Four Men Carrying a Board

A story is told of four men who were carrying a large board, although it was not so big. It was a slate that could actually be carried by two people; there was no need for four. Yet, four were carrying it, and not only that, all four were tired as if it were very heavy.

Besides being tired, these four were talking among themselves—or rather, complaining among themselves: “I am carrying more weight than all of you,” “You’re only holding it with your fingertips and not putting in any effort,” etc. Everyone complained about everyone else, to the point that the task of carrying this slate—which could have been carried by two—was becoming difficult and unrewarding for them. The reason for this is that none of them wanted to make the effort to carry it properly; each tried to carry it with as little effort as possible, and so they all ended up tired and burdened by a task that should not have tired them at all.

Many times, we Christians experience the same thing with the slate on which the commandments are written: by not carrying them as they should be carried, they end up becoming an unbearable burden in our lives. How should we not keep the commandments? As an obligation. How, then, should we keep the commandments? With love.

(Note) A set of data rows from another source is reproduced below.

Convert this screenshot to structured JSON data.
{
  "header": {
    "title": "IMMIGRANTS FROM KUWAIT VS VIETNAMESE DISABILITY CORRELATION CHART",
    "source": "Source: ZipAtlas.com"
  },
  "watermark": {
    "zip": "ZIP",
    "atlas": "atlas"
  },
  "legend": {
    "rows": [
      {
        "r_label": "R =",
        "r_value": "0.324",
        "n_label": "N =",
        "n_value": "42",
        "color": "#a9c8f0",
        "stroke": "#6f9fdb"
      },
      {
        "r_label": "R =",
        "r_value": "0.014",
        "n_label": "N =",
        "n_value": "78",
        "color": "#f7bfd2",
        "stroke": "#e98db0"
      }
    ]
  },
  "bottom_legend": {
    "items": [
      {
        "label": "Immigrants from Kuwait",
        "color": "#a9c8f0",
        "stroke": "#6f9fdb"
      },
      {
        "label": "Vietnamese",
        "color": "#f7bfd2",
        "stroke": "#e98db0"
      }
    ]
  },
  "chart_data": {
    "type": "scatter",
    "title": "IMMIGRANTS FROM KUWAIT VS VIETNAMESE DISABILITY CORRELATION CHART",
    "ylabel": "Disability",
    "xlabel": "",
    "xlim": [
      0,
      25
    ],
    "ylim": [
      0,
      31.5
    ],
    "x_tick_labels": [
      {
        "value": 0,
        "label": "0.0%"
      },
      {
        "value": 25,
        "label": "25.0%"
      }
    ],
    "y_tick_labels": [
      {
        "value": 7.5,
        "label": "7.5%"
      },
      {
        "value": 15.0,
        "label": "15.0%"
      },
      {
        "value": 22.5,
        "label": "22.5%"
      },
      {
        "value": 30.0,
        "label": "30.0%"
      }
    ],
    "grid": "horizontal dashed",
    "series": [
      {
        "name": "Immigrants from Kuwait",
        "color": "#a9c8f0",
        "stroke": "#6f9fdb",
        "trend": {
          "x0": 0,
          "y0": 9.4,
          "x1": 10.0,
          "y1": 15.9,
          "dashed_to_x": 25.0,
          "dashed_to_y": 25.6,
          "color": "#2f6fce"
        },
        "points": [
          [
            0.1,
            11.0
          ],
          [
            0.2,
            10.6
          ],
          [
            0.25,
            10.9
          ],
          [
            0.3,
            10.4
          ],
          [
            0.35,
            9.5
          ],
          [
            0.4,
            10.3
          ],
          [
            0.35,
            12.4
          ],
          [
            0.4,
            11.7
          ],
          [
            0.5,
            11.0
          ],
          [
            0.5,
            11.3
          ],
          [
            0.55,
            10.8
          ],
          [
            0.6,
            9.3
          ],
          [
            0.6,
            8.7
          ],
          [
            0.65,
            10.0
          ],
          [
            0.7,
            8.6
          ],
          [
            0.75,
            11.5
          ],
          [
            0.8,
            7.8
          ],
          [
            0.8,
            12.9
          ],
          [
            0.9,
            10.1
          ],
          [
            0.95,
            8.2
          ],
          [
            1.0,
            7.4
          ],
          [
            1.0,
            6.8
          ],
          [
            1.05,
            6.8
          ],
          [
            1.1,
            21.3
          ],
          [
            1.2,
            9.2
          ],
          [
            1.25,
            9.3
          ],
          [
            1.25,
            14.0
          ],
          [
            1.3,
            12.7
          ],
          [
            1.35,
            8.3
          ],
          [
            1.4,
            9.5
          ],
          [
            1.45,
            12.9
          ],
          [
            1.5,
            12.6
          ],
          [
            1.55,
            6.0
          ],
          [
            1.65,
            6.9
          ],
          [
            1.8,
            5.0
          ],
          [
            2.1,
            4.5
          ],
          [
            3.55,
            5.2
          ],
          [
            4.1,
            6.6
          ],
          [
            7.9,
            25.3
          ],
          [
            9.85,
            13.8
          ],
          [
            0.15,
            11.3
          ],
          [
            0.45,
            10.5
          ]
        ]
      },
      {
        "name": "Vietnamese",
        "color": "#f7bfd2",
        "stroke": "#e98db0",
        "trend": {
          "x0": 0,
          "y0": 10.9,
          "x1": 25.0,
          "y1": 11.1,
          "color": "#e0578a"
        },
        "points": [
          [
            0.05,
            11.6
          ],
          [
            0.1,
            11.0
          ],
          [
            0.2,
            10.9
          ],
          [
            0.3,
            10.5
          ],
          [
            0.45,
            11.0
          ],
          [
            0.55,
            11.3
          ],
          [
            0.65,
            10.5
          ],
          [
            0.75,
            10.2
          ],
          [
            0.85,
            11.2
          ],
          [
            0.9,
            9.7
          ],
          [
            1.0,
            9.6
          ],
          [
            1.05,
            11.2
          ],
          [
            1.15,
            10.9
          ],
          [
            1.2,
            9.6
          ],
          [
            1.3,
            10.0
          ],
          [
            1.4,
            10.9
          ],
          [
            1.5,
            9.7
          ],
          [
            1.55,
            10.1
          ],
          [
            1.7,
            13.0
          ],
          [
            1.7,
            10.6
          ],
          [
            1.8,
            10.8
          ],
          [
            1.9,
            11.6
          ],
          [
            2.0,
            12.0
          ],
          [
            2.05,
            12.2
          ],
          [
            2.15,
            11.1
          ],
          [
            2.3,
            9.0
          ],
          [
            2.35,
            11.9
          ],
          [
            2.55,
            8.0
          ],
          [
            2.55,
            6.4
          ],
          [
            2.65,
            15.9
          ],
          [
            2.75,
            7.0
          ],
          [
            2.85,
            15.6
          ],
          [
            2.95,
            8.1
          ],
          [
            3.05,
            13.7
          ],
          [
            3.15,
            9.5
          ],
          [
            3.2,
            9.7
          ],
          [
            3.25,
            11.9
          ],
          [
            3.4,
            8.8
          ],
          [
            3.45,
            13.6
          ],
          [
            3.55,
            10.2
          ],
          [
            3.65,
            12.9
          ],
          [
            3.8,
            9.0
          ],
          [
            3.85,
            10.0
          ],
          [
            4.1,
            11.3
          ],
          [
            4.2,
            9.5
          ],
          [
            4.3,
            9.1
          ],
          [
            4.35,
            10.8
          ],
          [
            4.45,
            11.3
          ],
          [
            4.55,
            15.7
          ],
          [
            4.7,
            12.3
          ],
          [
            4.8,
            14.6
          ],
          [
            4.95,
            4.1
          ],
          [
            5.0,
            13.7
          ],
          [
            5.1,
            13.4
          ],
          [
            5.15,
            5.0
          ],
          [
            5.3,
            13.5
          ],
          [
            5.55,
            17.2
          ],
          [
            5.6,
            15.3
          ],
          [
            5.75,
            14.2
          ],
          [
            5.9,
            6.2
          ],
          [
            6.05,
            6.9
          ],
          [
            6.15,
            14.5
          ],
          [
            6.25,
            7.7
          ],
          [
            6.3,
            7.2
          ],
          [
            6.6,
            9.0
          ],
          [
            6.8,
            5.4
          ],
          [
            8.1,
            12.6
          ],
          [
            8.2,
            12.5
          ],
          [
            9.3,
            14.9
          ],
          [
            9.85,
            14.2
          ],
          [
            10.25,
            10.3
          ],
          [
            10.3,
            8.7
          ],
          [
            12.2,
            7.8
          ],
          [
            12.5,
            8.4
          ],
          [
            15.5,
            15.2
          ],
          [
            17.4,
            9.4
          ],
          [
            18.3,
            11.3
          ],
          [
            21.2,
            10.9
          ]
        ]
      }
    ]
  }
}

Whenever Christ was asked about the commandments, He answered with the commandment of love, which encompasses all the others because it contains the spirit in which they must be lived.  It contains the strength that makes it possible for us to fulfill them: love of God, love of neighbor, and ultimately love of ourselves. If we truly love ourselves, we should want to do good to ourselves, and to do good to ourselves we must live according to the commandments, since every time we break a commandment, we harm ourselves.

Hence, the more perfectly I keep the commandments—which means the greater the love with which I keep them—the greater the good I do to myself. Since the commandments, and particularly the commandment of love of God, have no limit regarding the perfection with which they can be kept—because we can always love God more, we can always keep them more perfectly—for this reason we must always strive to follow them better each day.

This means, as Saint Thomas says, not only “placing all one’s affection habitually in God”—which means doing nothing that goes against the love of God—but also, and this is what the saints did, putting “all one’s effort into dedicating oneself to God and divine things, forgetting everything else, as far as the needs of the present life allow” (S.Th., II-II, 24, 8). This forgetting everything else means forgetting all one’s own desires in order to occupy oneself only with the desires of God.